That Russian-American relations have descended to a new low, that the vaunted “reset button” has failed from the American prospective, and that American disillusionment with the Russian government is growing, is now a considerable understatement. The Kremlin not only decided to grant Edward Snowden a one-year temporary asylum, despite the most strenuous American objections, but more substantively has blocked all effective action against its client Syria at the United Nations Security Council – despite the fact that the Assad regime bears responsibility for the deaths of over 100,000 of its citizens and the creation of two million refugees.  Moreover, in the face of growing and indeed overwhelming evidence that the Assad regime has used chemical weapons, specifically sarin gas, to kill several hundred Syrians, Mr Putin and his government have again obstructed meaningful Security Council action.

On the contrary, Mr Putin has characterized the accusation that the Syrian government has used chemical weapons against its own people as “utter nonsense.” In a statement oozing with contempt and dripping with sarcasm, he lectured Mr. Obama, taunting him that the latter, as a Nobel prize winner, should think carefully about any action and particularly one without UN approval.

Some will argue that Russia has been merely, and rightly, pursuing its national interest and that it is unreasonable to expect Moscow to just do Washington’s bidding. There is no dispute, of course, that all countries, including Russia, are entitled to pursue their national interests. How the latter is understood, however, is prime.

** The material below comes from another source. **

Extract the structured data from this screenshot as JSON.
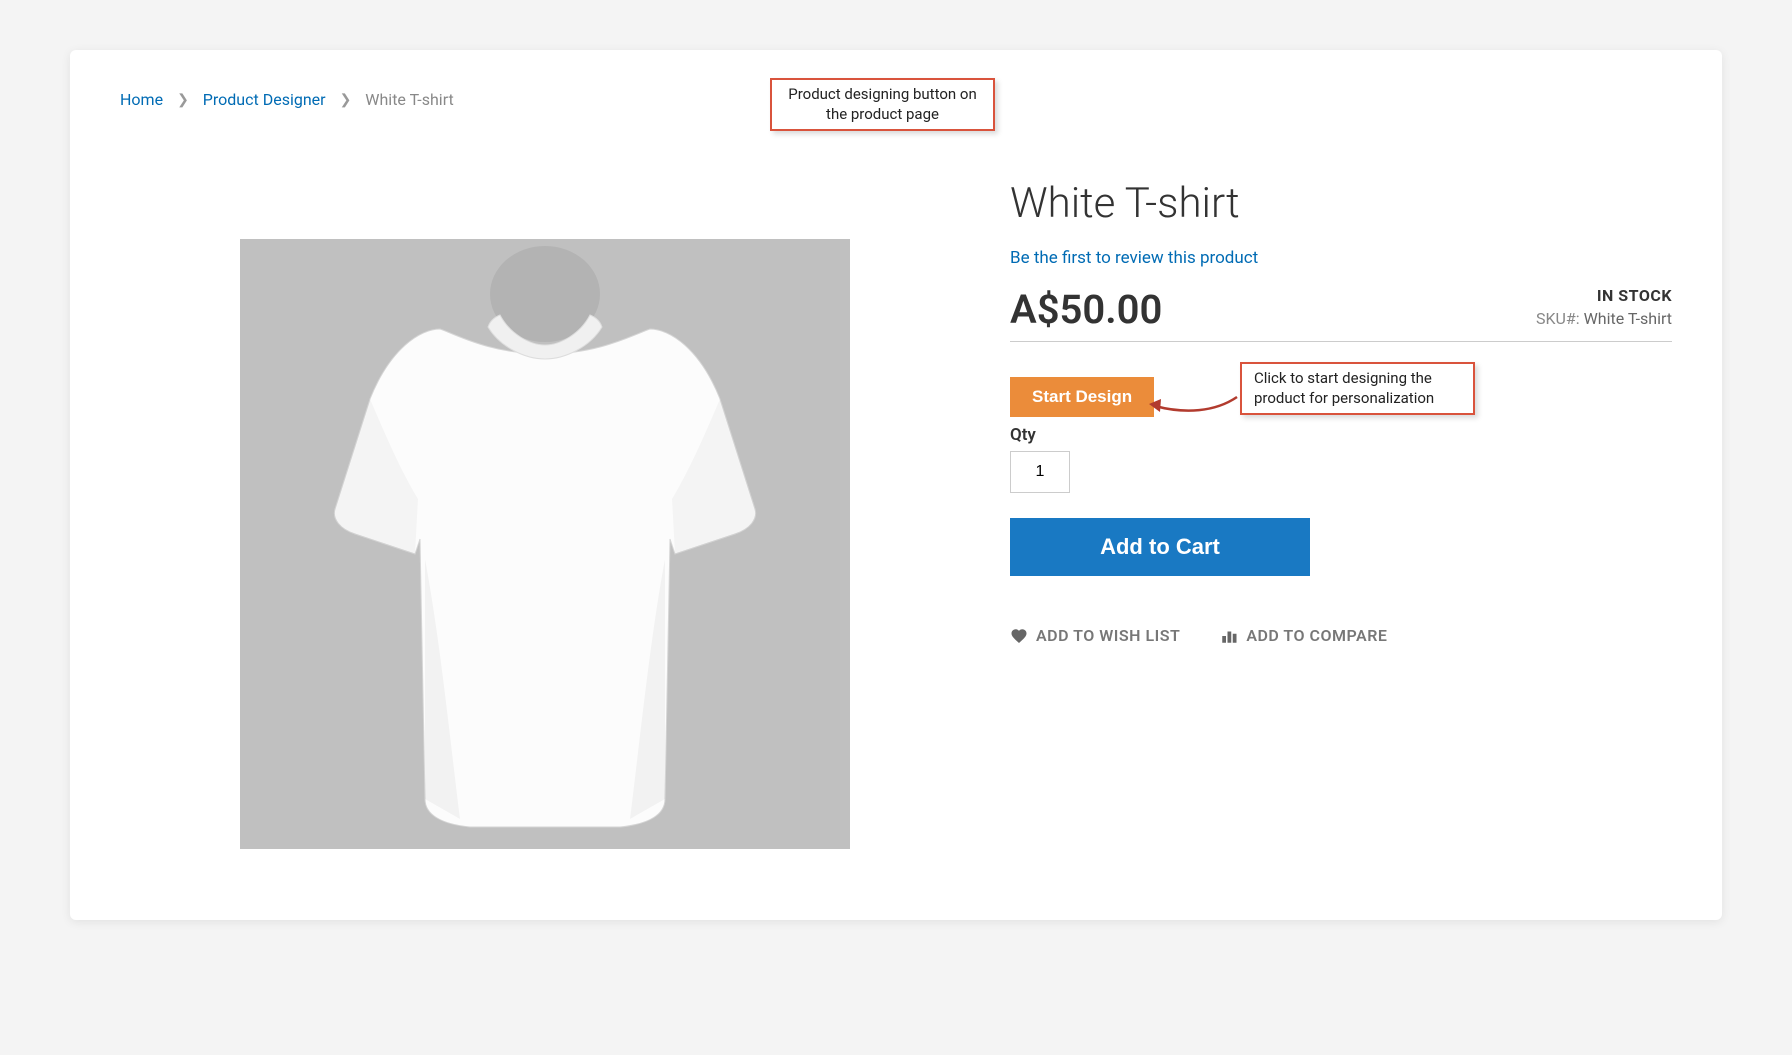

It seems indisputable that for the past 13 years that he has been in power, Mr. Putin has single-mindedly pursued Russia’s national interest, as he understands it. After this much time though, post-Cold War and 22 years after the fall of communism in Russia it is also fair to ask: where has Mr. Putin’s quest left Russia?

The answer is that Mr. Putin’s particular pursuit of national interest has not worked out very well for his country. A nation that boasts brilliant scientists, creative artists, and virtually unlimited natural resources has become a country with superpower pretensions but an economy that in nominal terms is the size of Italy’s (minus the latter’s sophistication, flexibility, and competitiveness).

Russia has a unidimensional economy, as even Prime Minister Medvedev has readily and repeatedly admitted, with exports consisting almost exclusively of energy and arms.  And despite the glitter of Moscow, Russia remains backward with outward investment flows oftentimes exceeding those coming in. The dazzling wealth of the oligarchs is all the more striking when contrasted with a population that has been left for the most part in developing state-like poverty.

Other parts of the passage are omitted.